Am Tag nach dieser Abstimmung schied der FCN im Pokal gegen Zweitligist HSV aus und verlor am darauffolgenden Wochenende beim direkten Konkurrenten Hannover 96. Dachten Sie danach nicht: Jetzt könnte es eng werden?
Köllner: Sicherlich analysiert man jede Partie kritisch. Wir waren nach diesen Spielen natürlich unzufrieden. Allerdings muss man zumindest in Hinblick auf den Pokal für sich entscheiden: Was ist am Ende wichtiger, was ist das grundsätzliche Ziel? Selbstverständlich ist es schön, im Pokal weiterzukommen. Du musst aber letztlich die Kraft und die Breite im Kader haben, beide Wettbewerbe stemmen zu können. Im Vorjahr war es für uns gewinnbringend, gegen Wolfsburg ausgeschieden zu sein, weil dann die Konzentration und Kraft auf der Liga lag.
Wie meinen Sie das?
Köllner: Ich weiß nicht, ob es dem HSV gutgetan hat, bis ins Halbfinale gekommen zu sein. Der Fokus der Spieler gerät dann schnell mal weg vom Hier und Jetzt - und das ist immer die Liga. Wenn du als Erstligist bei einem Zweitligisten nach einer solch schlechten Leistung aus dem Pokal fliegst und weißt, wer schon alles draußen ist, dann ist das im ersten Moment enttäuschend.

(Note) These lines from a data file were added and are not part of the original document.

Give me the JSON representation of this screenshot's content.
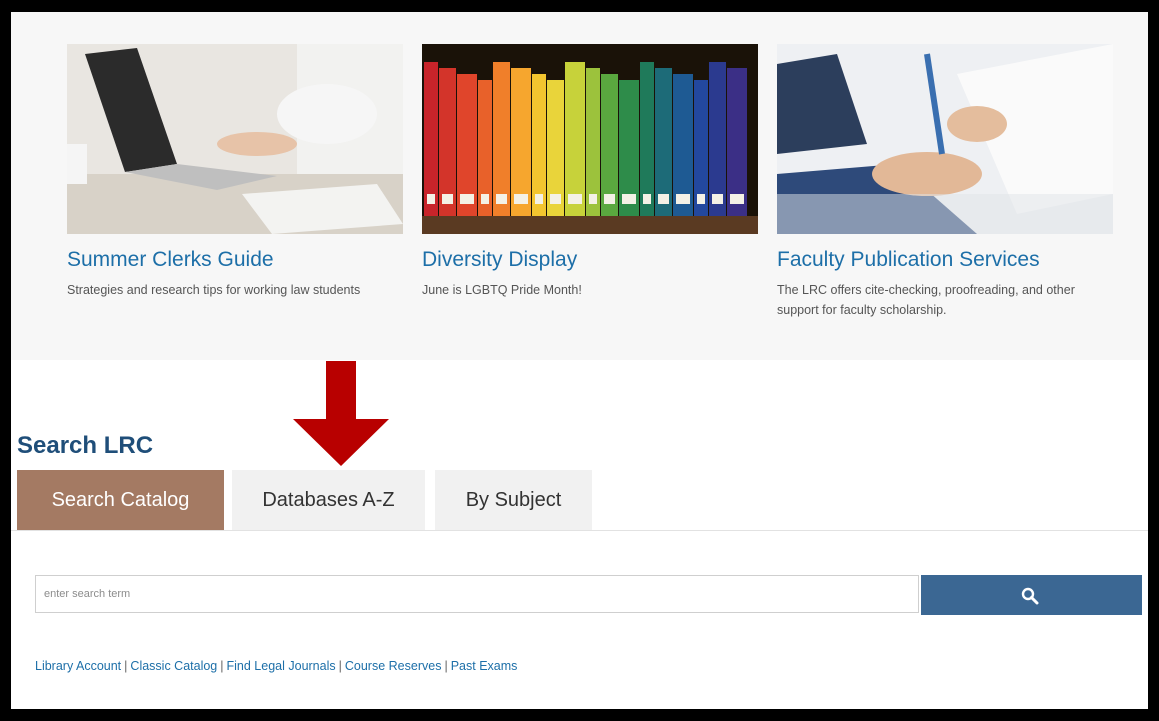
{
  "featured": [
    {
      "title": "Summer Clerks Guide",
      "description": "Strategies and research tips for working law students",
      "image_icon": "laptop-typing-photo"
    },
    {
      "title": "Diversity Display",
      "description": "June is LGBTQ Pride Month!",
      "image_icon": "rainbow-books-photo"
    },
    {
      "title": "Faculty Publication Services",
      "description": "The LRC offers cite-checking, proofreading, and other support for faculty scholarship.",
      "image_icon": "document-review-photo"
    }
  ],
  "annotation": {
    "icon": "down-arrow",
    "color": "#b80000"
  },
  "search": {
    "heading": "Search LRC",
    "tabs": [
      {
        "label": "Search Catalog",
        "active": true
      },
      {
        "label": "Databases A-Z",
        "active": false
      },
      {
        "label": "By Subject",
        "active": false
      }
    ],
    "placeholder": "enter search term",
    "button_icon": "search-icon"
  },
  "quick_links": [
    "Library Account",
    "Classic Catalog",
    "Find Legal Journals",
    "Course Reserves",
    "Past Exams"
  ],
  "colors": {
    "link": "#1d6fa8",
    "active_tab": "#a47a63",
    "search_button": "#3b6793",
    "heading": "#1f4e79"
  }
}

Doch so lag der Fokus wieder komplett auf dem Klassenerhalt. Und am Ende muss ich mein Ziel nach dem 34. Spieltag erreichen.
In der Pressemitteilung zu Bornemanns Freistellung verlor der Aufsichtsrat kein Wort über Ihre Zukunft. Zwölf Stunden später mussten auch Sie gehen. Wie haben Sie diese Stunden verbracht?
Köllner: Nach dem Hannover-Spiel habe ich die Zeit eigentlich wie immer verbracht und die Trainingswoche vorbereitet. Der Rest wurde ja bereits hinreichend in den Medien geschildert.